Иногда доктор опаснее болезни
© Французская поговорка
Был какой-то нелепый и грустный парадокс в том, что Лилит очень редко находилась в одиночестве, но при этом всё чаще ощущала себя одинокой наедине со своими проблемами. Проблемы росли, обнимали её плотным кольцом и с убийственной нежностью укачивали, затягивая в липкую, как смола, трясину. Шептали «поддайся нам, останься с нами, не решай нас – мы всегда будем рядом». Как стайка кровожадных вампиров, они тянули из Лилит все соки – она ощущала это очень чётко и ясно.
Ей хотелось закричать.
Словно сущность, в недалёком прошлом тревожащая её дом, поселилась в ней самой. Смотрела на неё изнутри, ждала, пока она сдастся. Уснёт и больше не проснётся.
Лилит так больше не могла. После того, что Фад ей рассказал, она не могла быть ни в чём уверена. Она постоянно оглядывалась назад – на восемь лет своей новой жизни и пыталась понять, как много там было от неё самой. Как долго она уже черпает силы из кровавых жертв и из скольких трупов выложена её дорога в Коверт-Вуд?
Откровенно говоря, она подсознательно ждала, что в любой момент небо рухнет прямо на неё за всё то, что она ощущала.
Католицизм учил её чувствовать вину и раскаяние за свершённые грехи. Но больше всего Лилит пугало то, что она ничего не чувствовала – ни вины, ни раскаяния. Восемь лет она внушала себе, что больше всего на свете боится навредить невинным людям. А выходило, что нет никакого страха. И невинных нет. Есть сидящий в ней зверь, с которым она сроднилась, и тёплая человеческая кровь, которой зверь (или она сама?) питается.

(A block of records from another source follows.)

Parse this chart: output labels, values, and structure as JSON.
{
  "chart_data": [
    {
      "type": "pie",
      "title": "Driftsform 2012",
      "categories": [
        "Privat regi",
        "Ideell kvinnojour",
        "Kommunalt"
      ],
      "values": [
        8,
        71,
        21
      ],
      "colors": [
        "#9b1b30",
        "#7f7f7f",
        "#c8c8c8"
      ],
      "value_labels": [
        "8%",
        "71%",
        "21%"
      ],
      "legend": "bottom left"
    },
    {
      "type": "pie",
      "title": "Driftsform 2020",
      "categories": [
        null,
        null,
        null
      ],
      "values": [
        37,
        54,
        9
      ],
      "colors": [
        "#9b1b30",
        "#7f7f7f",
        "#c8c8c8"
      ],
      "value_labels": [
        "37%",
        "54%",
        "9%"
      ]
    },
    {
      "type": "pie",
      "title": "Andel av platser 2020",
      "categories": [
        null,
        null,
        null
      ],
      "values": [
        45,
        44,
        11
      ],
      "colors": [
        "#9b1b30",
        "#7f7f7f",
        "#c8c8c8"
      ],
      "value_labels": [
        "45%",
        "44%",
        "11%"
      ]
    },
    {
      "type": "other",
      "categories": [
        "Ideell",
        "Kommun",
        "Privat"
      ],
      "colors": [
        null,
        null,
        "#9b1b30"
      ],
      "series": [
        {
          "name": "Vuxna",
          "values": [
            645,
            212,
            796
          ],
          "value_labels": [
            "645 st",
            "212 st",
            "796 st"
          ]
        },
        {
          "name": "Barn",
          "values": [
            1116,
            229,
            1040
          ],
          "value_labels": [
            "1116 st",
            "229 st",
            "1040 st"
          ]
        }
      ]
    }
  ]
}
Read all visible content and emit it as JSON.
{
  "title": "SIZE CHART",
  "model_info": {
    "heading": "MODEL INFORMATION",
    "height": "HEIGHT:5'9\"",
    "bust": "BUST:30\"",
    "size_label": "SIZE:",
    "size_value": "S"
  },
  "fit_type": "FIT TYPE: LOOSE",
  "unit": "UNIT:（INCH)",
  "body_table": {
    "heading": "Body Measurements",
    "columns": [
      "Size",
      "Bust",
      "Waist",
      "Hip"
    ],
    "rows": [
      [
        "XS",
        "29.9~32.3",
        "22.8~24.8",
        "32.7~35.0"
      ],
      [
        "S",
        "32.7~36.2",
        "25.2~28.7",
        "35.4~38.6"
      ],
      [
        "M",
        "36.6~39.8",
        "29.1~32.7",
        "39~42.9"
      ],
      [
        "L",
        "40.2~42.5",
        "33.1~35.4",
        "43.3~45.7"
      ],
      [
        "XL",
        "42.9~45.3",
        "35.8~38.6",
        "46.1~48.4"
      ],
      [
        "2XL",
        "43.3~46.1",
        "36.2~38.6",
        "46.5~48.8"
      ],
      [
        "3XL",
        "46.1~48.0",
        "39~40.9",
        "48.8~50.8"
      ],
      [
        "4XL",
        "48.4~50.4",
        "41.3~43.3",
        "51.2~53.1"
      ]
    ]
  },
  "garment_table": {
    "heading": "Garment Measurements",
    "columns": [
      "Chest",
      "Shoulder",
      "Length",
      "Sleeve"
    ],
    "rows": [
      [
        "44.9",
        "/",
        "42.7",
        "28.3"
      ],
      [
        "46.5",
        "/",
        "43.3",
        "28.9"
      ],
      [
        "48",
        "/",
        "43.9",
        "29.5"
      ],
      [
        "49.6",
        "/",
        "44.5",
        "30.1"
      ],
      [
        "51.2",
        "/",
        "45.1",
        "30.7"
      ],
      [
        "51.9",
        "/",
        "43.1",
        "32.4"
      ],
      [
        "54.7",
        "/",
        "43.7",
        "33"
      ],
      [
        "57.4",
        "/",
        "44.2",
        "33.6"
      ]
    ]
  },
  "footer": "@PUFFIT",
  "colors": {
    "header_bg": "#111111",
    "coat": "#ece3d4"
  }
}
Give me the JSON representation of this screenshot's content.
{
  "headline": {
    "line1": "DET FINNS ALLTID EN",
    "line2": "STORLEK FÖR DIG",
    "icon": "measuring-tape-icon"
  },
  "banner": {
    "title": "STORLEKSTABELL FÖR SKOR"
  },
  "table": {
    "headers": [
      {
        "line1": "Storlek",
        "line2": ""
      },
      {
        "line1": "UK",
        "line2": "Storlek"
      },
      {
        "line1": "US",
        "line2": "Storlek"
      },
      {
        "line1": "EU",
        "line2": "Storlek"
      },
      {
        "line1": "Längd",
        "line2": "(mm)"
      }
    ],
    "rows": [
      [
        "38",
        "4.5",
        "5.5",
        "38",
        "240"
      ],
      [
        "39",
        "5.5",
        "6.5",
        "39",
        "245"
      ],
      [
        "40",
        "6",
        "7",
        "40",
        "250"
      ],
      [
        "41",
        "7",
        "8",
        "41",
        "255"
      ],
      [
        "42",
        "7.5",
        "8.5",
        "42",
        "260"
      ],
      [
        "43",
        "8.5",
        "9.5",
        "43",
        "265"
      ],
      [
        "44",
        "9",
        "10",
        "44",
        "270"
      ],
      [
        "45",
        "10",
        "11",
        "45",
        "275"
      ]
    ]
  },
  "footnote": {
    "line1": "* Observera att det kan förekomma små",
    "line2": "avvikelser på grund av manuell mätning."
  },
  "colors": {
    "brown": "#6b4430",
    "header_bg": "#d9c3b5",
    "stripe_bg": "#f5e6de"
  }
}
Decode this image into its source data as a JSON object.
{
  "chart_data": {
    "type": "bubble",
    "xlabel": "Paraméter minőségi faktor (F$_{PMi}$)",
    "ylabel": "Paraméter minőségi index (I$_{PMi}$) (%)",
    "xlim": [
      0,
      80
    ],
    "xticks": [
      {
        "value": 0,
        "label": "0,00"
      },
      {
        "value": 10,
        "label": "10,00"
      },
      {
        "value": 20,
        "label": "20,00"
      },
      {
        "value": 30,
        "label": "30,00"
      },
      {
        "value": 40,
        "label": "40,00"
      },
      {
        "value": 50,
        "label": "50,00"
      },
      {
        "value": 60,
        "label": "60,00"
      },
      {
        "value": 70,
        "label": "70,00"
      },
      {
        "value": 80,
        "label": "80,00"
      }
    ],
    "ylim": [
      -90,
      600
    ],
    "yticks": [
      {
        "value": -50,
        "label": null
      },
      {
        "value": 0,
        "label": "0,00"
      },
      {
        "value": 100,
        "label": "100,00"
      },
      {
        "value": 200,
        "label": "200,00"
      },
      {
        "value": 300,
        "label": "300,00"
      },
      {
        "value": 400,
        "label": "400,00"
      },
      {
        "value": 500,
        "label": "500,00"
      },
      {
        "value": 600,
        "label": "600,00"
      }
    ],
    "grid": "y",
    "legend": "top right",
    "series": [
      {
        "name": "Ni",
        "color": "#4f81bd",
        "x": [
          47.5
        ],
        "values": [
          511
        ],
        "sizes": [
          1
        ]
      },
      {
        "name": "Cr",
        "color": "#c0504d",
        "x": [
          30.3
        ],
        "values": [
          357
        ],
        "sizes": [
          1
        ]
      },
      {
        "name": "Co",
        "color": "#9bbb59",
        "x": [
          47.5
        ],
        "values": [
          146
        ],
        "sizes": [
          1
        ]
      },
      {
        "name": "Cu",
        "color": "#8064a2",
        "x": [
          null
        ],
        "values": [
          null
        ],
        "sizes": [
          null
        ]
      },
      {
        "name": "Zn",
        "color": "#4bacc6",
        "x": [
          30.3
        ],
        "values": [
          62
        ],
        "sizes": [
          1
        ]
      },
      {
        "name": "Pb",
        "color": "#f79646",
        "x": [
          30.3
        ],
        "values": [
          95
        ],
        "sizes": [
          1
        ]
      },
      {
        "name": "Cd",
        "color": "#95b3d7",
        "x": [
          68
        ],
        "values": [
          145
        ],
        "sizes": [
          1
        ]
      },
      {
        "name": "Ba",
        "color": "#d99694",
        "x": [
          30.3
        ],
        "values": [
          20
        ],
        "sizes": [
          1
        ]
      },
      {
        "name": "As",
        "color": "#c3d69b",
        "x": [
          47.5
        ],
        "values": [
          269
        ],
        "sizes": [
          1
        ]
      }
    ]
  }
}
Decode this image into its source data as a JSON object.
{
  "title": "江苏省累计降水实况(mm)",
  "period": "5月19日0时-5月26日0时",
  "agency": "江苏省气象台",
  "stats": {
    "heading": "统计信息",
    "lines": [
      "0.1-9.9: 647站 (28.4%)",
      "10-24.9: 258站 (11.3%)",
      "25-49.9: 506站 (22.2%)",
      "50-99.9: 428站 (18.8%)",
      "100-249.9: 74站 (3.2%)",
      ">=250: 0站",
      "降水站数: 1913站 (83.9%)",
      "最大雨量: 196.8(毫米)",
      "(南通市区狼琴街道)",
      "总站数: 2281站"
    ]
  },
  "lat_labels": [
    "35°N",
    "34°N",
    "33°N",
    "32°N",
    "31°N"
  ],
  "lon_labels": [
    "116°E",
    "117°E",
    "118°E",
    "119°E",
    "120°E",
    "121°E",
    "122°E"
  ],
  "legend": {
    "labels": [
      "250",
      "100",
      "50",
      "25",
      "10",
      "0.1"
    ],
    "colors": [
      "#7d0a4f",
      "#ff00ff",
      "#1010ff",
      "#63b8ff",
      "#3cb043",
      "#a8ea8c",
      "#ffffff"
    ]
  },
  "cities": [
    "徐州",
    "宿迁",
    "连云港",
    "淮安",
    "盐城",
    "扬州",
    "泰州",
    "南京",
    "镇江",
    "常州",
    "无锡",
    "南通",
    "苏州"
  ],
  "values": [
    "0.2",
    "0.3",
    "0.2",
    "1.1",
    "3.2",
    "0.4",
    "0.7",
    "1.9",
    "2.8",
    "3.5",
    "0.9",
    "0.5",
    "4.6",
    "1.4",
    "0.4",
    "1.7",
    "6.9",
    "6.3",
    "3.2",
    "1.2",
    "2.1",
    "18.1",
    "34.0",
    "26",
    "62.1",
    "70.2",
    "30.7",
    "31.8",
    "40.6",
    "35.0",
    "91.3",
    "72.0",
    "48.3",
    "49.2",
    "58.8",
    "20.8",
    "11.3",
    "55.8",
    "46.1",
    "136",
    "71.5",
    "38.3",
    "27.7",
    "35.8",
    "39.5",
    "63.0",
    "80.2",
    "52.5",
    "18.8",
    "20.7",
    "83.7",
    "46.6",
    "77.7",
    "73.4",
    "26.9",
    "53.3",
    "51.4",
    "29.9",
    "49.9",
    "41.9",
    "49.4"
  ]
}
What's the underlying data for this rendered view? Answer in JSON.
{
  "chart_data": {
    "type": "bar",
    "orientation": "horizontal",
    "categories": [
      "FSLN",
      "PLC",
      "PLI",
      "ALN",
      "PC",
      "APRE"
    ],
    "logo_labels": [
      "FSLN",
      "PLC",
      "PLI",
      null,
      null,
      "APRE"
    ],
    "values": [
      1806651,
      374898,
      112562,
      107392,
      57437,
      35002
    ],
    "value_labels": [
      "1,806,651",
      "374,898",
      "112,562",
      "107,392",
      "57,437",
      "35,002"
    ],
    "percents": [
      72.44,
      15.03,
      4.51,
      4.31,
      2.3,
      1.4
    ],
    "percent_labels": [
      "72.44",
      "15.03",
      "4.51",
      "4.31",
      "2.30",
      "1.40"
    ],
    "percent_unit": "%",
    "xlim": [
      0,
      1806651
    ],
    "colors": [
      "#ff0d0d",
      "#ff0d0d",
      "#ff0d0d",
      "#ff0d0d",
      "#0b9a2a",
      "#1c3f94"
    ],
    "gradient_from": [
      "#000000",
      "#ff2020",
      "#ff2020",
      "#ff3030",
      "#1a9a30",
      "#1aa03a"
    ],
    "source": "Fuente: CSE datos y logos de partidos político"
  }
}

Запись к психологу была жестом отчаяния. Лилит ни слова не сказала ни Солу, ни Алексу, даже деньги на сеанс достала из собственных сбережений. Она глазами души своей видела, как придёт к доброму доктору, тот скажет ей пару слов и груз на плечах станет легче, а пульсирующая боль в груди исчезнет.
Правда, стоило оказаться в большом и мягком кресле, в просторном и светлом кабинете, напротив хрупкой, юной девушки, как Лилит почувствовала, что задыхается.
Слишком много света, слишком много комфорта, слишком много участия и внимания, которого она не заслуживает. Она пристально рассматривала сидящую напротив девушку. Тонкие запястья, изящная шея, если её раздеть, должно быть, выпирает каждый позвонок. Голову склоняет на бок, как птичка.
Лилит не может перестать представлять, как пьёт кровь из ран этой девушки. Как её руки становятся сильнее и пальцы стискивают уязвимое горло. Она слышит чужой пульс так же чётко, как тиканье часов на стене.
Она уже десять минут просто сидит и молчит напротив психолога и пытается найти в себе силы заговорить. Лилит трёт покрасневшие от недосыпа глаза так сильно, что они болят. Но так лучше, чем смотреть на доктора.
- Вы знаете, я, кажется, зря пришла. Надумала всякого от безделья, а сейчас ни слова заготовленного вспомнить не могу. Не стоило мне отнимать ваше время, - после таких слов обычно принято уходить, но Лилит готова поклясться, что кресло держит её, словно магнитом, и она даже пошевелиться не может – так сильно она вымотана.